When you walk or run, you generate energy. And although a lot of the energy goes to burning calories and perhaps keeping you fit, much of the mechanical energy is wasted on wearing down the soles of your shoes.
Over the years, plenty of effort and brain power has been devoted to developing devices that convert mechanical energy into electricity. There are flashlights that power up after the user shakes them or turns a crank. These sidewalk tiles turn the footfalls of walkers into electricity. These wind energy blades convert breezes into electricity. And that’s just the tip of the iceberg. But this little device from Carnegie Mellon startup SolePower could be unobtrusive enough to make a difference, not just here in the States, but in impoverished nations where electrical utilities are sporadic and unreliable.
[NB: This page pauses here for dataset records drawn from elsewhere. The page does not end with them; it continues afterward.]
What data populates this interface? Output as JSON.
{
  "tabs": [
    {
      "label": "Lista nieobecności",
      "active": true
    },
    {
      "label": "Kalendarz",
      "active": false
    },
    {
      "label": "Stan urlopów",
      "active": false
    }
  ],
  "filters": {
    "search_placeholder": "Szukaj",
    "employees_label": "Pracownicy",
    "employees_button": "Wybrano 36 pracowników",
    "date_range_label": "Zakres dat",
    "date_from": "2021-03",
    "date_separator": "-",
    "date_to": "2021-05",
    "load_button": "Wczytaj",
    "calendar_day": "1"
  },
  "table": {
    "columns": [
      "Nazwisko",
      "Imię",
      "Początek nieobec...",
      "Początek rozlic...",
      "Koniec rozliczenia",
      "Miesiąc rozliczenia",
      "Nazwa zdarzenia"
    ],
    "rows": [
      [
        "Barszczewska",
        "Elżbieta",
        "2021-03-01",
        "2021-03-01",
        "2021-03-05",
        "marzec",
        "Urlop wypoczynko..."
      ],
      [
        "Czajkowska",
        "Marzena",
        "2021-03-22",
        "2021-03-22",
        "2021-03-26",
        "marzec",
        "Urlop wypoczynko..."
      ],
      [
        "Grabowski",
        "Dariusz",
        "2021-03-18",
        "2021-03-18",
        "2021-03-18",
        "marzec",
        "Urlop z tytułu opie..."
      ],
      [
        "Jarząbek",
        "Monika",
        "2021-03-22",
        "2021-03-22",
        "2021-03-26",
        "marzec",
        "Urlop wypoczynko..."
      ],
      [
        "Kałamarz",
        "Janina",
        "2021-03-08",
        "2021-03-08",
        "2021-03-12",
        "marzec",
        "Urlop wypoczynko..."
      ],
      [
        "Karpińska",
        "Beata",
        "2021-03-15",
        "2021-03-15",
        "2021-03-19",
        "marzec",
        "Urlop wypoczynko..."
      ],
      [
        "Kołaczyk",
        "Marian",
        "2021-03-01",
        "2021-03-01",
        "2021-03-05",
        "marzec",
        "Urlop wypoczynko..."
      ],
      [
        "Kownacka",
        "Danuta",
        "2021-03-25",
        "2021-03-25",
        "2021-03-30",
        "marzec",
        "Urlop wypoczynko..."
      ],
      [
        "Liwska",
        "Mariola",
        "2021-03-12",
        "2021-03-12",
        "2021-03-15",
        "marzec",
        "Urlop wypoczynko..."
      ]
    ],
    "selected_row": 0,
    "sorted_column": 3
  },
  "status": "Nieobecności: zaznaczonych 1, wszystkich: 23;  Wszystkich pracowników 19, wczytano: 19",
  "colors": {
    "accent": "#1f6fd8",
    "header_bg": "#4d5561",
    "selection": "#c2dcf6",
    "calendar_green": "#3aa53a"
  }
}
Inventor Matt Stanton and Hahna Alexander launched a Kickstarter campaign to develop their gizmo. Their idea is to make an inexpensive insole — as opposed to a pair of shoes — that can be swapped between footwear. A person simply slips the insole into a pair of shoes and then snakes the charging wire through the laces to a battery that can be fastened around an ankle or clipped to the top of the shoe. Walking two to two-and-a-half miles should be enough to completely charge an iPhone.
Currently, the team is testing out their device and they hope to bring it to market in 2014. Once that happens, they want to implement a “buy one, send one” program, which would allow customers who can afford to purchase two insoles to send one to a person in a developing nation.
SolePower recently won 2nd place at the 2013 Lifestyles of Health and Sustainability conference in Boulder, CO.
The insole will retail for about $140.